Earlier in 2024, Faisal’s paper “DialectBench: An NLP Benchmark for Dialects, Varieties, and Closely-Related Languages” received one of the Best Social Impact Paper Awards at the Association for Computational Linguistics, the premier NLP conference, for showing that LLMs cannot handle dialects as well as standard language varieties.  

Computer science PhD candidate Milind Agarwal applied to George Mason specifically to work alongside Anastasopoulos.  

Agarwal works on documented digitization of archival data, as well as large- scale data extraction and language identification.  

“I’m trying to assist new artificial intelligence technologies to learn better so that it’s accessible to the smaller language communities and to ensure that there aren't huge swaths of people who are completely left out of this this tech revolution essentially,” said Agarwal, who has published six papers on the topic.  
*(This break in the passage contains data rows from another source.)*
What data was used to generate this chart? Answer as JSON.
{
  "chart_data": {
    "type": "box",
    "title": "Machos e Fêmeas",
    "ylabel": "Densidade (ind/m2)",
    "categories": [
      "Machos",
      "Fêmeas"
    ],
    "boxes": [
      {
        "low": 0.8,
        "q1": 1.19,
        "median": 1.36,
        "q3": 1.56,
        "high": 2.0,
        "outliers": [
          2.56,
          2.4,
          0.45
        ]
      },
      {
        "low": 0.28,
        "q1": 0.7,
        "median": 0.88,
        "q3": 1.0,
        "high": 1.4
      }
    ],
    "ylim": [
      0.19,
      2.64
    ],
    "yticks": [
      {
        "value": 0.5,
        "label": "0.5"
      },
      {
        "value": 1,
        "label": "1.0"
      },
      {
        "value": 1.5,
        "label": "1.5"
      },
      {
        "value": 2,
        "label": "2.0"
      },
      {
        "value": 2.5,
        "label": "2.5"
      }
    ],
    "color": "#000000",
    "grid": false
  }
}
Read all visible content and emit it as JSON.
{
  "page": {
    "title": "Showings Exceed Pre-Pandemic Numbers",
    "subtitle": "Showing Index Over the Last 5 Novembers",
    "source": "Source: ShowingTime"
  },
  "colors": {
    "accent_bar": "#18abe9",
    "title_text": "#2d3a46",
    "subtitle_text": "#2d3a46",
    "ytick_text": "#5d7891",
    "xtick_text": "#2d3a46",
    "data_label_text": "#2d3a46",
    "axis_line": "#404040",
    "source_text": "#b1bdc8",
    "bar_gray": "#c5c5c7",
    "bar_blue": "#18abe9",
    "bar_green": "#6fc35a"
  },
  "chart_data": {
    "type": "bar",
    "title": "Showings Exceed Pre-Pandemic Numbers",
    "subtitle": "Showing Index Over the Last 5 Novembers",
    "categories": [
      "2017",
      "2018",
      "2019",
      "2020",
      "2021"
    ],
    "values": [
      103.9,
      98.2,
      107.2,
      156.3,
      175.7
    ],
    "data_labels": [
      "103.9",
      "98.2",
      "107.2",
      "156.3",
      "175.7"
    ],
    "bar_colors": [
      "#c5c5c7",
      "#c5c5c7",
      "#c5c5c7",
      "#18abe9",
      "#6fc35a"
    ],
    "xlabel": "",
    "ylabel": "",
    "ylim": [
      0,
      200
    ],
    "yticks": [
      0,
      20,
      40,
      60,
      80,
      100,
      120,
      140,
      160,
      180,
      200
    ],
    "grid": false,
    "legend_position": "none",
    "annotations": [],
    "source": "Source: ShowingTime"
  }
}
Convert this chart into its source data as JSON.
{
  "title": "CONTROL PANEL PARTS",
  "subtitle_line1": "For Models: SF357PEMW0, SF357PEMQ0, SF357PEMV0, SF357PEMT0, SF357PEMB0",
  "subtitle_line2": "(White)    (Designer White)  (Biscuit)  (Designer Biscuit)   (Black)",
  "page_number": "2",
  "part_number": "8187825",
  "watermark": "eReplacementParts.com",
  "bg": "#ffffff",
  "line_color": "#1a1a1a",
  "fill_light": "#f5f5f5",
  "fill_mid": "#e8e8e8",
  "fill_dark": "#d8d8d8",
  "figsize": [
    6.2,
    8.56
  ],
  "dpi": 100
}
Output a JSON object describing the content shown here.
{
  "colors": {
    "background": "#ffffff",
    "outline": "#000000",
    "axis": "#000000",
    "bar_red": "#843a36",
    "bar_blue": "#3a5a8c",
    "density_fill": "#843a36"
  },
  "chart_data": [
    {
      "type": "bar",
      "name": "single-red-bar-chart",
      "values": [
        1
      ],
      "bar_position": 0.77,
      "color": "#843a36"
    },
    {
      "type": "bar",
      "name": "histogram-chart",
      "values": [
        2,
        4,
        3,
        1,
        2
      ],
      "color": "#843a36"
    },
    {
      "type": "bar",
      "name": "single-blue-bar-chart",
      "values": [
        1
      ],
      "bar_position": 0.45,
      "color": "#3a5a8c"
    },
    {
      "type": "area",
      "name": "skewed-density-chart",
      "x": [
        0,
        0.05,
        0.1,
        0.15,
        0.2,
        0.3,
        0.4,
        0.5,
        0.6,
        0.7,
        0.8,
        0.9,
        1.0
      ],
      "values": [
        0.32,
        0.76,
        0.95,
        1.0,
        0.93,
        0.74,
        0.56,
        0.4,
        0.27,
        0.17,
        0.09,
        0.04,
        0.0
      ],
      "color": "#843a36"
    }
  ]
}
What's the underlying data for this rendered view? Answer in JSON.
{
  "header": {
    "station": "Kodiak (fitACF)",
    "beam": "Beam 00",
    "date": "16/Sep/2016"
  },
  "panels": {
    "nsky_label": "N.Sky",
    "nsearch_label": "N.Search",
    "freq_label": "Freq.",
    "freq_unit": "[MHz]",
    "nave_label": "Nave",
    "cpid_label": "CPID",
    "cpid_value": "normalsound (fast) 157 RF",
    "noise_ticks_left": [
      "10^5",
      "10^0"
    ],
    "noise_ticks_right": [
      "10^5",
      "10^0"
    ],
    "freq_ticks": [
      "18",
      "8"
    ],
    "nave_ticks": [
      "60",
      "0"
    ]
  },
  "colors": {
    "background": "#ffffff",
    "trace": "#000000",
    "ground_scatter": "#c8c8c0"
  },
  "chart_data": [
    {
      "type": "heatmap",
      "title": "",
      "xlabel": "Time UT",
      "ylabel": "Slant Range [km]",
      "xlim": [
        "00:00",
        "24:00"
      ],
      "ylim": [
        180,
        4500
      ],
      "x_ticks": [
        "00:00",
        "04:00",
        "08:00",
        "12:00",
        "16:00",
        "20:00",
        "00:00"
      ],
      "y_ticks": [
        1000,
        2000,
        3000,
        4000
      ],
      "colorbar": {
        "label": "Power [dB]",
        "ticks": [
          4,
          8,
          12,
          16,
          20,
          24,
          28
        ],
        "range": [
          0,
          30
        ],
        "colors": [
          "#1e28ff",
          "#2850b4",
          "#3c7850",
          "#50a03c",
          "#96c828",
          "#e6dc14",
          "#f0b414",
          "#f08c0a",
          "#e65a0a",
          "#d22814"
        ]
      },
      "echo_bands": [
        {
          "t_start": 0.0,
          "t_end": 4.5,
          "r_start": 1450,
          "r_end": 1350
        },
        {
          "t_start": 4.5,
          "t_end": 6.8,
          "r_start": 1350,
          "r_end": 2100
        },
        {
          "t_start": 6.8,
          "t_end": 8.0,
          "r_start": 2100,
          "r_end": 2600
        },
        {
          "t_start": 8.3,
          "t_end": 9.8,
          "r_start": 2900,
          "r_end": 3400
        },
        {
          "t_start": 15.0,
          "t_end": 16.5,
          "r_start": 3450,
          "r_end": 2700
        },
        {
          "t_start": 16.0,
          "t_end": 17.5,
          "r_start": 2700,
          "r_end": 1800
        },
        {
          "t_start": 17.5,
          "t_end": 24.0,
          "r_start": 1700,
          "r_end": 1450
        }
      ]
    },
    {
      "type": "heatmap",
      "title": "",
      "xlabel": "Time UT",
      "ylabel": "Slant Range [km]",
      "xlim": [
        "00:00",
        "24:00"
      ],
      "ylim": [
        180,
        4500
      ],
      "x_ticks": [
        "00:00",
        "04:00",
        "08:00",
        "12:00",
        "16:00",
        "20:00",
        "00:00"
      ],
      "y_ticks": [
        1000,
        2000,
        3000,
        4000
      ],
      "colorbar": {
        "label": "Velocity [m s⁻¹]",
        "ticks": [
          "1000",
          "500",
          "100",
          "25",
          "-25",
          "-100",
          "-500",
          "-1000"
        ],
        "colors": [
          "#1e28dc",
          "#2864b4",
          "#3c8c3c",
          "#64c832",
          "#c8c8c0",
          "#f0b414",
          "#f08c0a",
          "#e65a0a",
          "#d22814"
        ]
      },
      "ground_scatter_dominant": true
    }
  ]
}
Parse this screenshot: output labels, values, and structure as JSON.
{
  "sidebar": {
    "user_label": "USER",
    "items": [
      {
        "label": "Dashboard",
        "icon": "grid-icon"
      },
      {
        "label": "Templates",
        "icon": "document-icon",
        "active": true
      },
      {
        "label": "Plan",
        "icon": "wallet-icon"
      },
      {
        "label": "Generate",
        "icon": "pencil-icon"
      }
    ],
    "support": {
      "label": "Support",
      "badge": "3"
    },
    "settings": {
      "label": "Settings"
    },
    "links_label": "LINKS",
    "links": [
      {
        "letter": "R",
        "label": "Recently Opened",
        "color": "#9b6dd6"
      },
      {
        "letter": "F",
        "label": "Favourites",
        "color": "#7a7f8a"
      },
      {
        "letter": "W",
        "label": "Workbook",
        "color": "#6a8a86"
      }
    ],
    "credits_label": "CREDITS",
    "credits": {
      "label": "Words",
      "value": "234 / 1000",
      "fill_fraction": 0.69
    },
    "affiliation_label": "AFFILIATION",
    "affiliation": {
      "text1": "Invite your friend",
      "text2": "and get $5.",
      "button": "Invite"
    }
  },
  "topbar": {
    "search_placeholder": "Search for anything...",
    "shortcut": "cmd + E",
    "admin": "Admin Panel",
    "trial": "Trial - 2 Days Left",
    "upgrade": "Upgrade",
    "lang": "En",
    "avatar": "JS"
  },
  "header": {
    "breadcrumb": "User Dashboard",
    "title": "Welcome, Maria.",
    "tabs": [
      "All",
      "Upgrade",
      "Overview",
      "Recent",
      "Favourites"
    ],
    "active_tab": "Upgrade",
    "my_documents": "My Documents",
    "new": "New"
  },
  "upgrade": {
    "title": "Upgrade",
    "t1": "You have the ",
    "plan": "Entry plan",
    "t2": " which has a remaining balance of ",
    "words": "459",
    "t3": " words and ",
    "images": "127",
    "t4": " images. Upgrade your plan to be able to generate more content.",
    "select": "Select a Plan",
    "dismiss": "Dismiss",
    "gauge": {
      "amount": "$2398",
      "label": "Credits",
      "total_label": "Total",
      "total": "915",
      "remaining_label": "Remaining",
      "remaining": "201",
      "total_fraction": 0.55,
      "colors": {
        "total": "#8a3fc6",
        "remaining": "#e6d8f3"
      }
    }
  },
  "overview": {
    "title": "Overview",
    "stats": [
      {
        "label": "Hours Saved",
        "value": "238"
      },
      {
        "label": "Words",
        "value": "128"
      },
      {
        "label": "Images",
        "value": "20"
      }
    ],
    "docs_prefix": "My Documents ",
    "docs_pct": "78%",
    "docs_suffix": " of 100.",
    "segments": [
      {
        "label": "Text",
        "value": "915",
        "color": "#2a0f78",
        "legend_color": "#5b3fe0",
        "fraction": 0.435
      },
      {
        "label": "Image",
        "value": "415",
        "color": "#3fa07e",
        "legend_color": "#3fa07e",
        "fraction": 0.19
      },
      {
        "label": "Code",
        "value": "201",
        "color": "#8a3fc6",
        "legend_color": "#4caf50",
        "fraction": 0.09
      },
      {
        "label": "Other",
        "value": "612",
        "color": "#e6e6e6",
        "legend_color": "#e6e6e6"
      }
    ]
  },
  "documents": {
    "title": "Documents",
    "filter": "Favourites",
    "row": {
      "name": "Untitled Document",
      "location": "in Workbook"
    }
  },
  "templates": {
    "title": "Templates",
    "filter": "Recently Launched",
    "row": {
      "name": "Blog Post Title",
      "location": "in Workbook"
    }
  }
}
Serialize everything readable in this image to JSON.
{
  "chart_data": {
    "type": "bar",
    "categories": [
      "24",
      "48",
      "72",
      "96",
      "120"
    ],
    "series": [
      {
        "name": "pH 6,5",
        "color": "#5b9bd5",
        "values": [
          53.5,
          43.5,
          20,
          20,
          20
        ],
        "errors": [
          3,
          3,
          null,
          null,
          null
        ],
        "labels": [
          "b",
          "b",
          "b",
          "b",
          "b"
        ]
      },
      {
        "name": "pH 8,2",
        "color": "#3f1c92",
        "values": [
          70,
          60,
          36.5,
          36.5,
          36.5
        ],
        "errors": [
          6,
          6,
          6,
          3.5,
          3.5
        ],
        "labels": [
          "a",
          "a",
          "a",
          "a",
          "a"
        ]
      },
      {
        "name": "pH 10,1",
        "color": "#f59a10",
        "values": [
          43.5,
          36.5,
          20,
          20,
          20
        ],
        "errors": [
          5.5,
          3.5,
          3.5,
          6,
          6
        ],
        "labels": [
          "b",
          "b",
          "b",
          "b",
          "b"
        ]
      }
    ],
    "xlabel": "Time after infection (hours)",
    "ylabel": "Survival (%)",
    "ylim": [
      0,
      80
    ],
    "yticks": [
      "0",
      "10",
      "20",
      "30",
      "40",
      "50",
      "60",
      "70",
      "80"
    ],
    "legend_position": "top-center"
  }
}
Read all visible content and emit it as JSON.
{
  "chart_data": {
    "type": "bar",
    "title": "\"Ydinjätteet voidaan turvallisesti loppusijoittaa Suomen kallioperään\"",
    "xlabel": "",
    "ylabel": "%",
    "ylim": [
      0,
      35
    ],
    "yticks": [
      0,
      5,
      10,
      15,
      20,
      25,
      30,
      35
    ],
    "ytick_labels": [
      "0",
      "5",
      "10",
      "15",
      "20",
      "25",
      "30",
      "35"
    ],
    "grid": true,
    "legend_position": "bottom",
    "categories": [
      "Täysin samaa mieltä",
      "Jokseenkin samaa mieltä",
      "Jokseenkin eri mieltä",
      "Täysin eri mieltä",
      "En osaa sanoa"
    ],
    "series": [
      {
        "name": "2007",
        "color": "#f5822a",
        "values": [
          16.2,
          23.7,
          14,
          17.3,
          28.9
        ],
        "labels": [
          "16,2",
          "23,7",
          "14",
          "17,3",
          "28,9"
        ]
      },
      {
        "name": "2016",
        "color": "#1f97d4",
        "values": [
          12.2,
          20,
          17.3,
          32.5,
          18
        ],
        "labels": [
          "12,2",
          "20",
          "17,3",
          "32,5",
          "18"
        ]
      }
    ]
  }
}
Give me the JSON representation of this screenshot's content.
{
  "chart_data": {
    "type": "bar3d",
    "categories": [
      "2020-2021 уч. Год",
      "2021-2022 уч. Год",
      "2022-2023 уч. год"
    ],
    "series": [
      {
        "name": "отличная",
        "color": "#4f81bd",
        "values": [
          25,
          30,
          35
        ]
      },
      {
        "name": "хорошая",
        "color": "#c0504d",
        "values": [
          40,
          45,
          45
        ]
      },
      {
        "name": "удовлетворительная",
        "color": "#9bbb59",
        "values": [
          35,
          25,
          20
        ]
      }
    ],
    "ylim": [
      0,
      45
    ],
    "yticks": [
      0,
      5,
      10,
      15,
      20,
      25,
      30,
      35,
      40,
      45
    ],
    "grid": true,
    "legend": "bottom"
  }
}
One of Agarwal’s papers, “Script-Agnostic Language Identification” won the 2024 Best Student Impact Paper Award at a regional conference.  

“We're working with language community members directly, because they have a stake in revitalization and keeping their languages alive,” Agarwal said. “We continuously share our results with the community members to get feedback and make sure that the work we're doing is in line with the people who will use it rather than being research that's disconnected from the ground. That has been invaluable because it has grounded our work and made sure that it actually has an impact.”